Une fois de plus, les motifs ultimes de Barth pour rejeter le substitutionnisme punitif,
sont christologiques. En vérité, Barth rend conceptuellement incohérente toute idée du
rejet d’Israël par Dieu sur la base de sa reconstruction christologique de la double
prédestination. Selon Barth, le rejet inévitable par Dieu de l'humanité pécheresse
tombe exclusivement sur Jésus-Christ, l'Agneau de Dieu, en qui il est vaincu au
bénéfice de tous. L'élection d'Israël est "irrévocable" car elle repose sur l'élection de
l'humanité par Dieu en Christ, en qui le rejet de Dieu par le pécheur est "toujours déjà"
dépassé et vaincu par la miséricorde de Dieu.
Aujourd'hui, quand on célèbre la doctrine barthienne d’Israël comme un tournant
important dans l'histoire de la pensée chrétienne, c'est généralement du rejet par Barth
du substitutionnisme punitif qu’il est question. Compte tenu en particulier du contexte
historique de Barth, cet aspect de son enseignement avait une puissance indéniable
et une résonance prophétique. Pourtant, si le refus du substitutionnisme punitif par
Barth est remarquablement cohérent et inflexible, il est également rétrospectivement
notoirement étroit. Ce que Barth rejette à propos de l’enseignement traditionnel sur ce
point, ce n’est pas l’opinion selon laquelle Israël, en tant que peuple, se caractérise
avant tout par sa désobéissance et son péché, à la fois avant et après le Christ (cf. CD
II / 2.198 et suiv.). Barth ne rejette pas non plus l'idée qu'Israël est spécifiquement
ordonné à porter le fardeau visible du jugement de Dieu en raison de sa désobéissance
(CD II / 2, 206 et suiv.). Bien au contraire, Barth développe ces deux thèmes en
s’appuyant avec enthousiasme sur la polémique chrétienne traditionnelle, qui est pour
le moins profondément irritante pour la plupart d’entre nous aujourd’hui (cf. CD 1/2:
510). En vérité, ce que Barth rejette à propos du substitutionnisme punitif, c’est
uniquement – mais, dans ce cas, tout à fait – l’idée que le péché persistant d’Israël et
le jugement de Dieu peuvent toujours conduire éventuellement à l’abrogation par Dieu
de l’élection d’Israël.
Au vu de la portée réduite du rejet par Barth du substitutionnisme punitif, il n'y a
vraiment aucun mystère dans la polarité, souvent remarquée, de la rhétorique de Barth
10 Karl Barth, Against the Stream: Shorter Post-War Writings, 1946-1952, ed.

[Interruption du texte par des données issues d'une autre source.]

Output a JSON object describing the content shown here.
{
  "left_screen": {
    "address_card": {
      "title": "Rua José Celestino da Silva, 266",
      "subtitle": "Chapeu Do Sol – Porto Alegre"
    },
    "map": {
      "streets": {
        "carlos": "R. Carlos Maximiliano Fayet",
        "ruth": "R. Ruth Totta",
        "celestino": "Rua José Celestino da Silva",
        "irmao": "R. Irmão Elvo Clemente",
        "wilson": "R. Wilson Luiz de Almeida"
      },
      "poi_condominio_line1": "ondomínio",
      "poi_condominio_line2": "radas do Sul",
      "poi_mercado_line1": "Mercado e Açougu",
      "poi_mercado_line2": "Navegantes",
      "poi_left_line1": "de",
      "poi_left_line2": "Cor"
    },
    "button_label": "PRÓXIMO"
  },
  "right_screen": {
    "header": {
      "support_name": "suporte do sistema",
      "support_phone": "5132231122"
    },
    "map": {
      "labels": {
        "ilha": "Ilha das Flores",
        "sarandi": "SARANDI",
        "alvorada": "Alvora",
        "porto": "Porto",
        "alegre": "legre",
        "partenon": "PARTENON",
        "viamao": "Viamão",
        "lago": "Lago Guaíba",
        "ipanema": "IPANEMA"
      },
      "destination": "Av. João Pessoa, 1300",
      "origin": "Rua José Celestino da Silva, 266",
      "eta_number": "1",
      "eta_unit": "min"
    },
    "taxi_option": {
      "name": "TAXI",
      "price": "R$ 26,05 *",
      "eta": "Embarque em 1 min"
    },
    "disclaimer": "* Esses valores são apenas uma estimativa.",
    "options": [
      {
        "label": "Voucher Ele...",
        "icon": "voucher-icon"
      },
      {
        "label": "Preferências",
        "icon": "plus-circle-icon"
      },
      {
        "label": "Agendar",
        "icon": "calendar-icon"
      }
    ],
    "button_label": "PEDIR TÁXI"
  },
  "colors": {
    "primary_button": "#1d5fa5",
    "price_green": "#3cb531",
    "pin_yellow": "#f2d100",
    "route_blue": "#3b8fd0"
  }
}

Ronald Gregor Smith
(London: SCM, 1954), 200.
10
8
à propos d'Israël, qui englobe les affirmations les plus fortes de l'élection éternelle
d'Israël et les condamnations les plus sévères de son aveuglement persistant et
obstiné. La plus intéressante question qui se pose est la suivante: qu’est-ce qui
explique l'étroitesse relative du rejet par Barth du substitutionnisme punitif? Pour
répondre à cette question, nous devons examiner la position de Barth vis-à-vis du
substitutionnisme sous sa forme la plus profondément enracinée dans le modèle
classique, à savoir le substitutionnisme économique. Pour rappel, le substitutionnisme
économique soutient que l'alliance de Dieu avec Israël est ordonnée dès l’origine à un
accomplissement en Jésus-Christ. La venue du Christ rend Israël inutile, non en ce qui
concerne son contenu intérieur, qui est accompli et préservé dans l’Église, mais en ce
qui concerne la forme extérieure, c’est-à-dire les marqueurs distinctifs de l’identité et
de l’existence juive, tels que l’appartenance à un peuple, la circoncision, la Torah, la
terre. Il convenait qu'Israël définisse son identité en se référant à ces marqueurs de
l'Ancien Testament antérieurs à Jésus-Christ, car les équivalents ecclésiaux n'étaient
pas encore disponibles. Mais une fois que le Christ est venu, Israël ne peut rester
obéissant qu'en abandonnant les marqueurs d'identité de l'Ancien Testament et en
adoptant leurs équivalents dans le Nouveau Testament. Si Israël persiste à définir son
identité en se référant à ces marqueurs postérieurs au Christ, il le fait en violation de
la volonté révélée de Dieu à son égard.
D'une manière générale, la position de Barth vis-à-vis du substitutionnisme
économique est l'inverse de sa position à l’égard du substitutionnisme sous ses autres
formes. Il défend le premier aussi implacablement qu'il s'oppose au dernier. Je pense
que la raison de cette différence est liée à l’impulsion directrice de la théologie de
Barth, à savoir ses efforts pour amener le modèle classique sous un contrôle
christocentrique plus cohérent. Alors que le christocentrisme de Barth tendait à militer
contre le substitutionnisme structurel et punitif, il ne le conduisit pas simplement à
embrasser le substitutionnisme économique mais à l'exposer d'une manière
exceptionnellement rigoureuse. Les résultats sont doublement malheureux pour la
doctrine barthienne d'Israël et pour sa théologie dans son ensemble. L'adhésion de
Barth au substitutionnisme économique ne le rend pas seulement vulnérable au semignosticisme latent du modèle classique, il a également tendance à réduire
radicalement la mesure dans laquelle il parvient enfin à libérer réellement sa théologie
de l'emprise du substitutionnisme punitif et structurel.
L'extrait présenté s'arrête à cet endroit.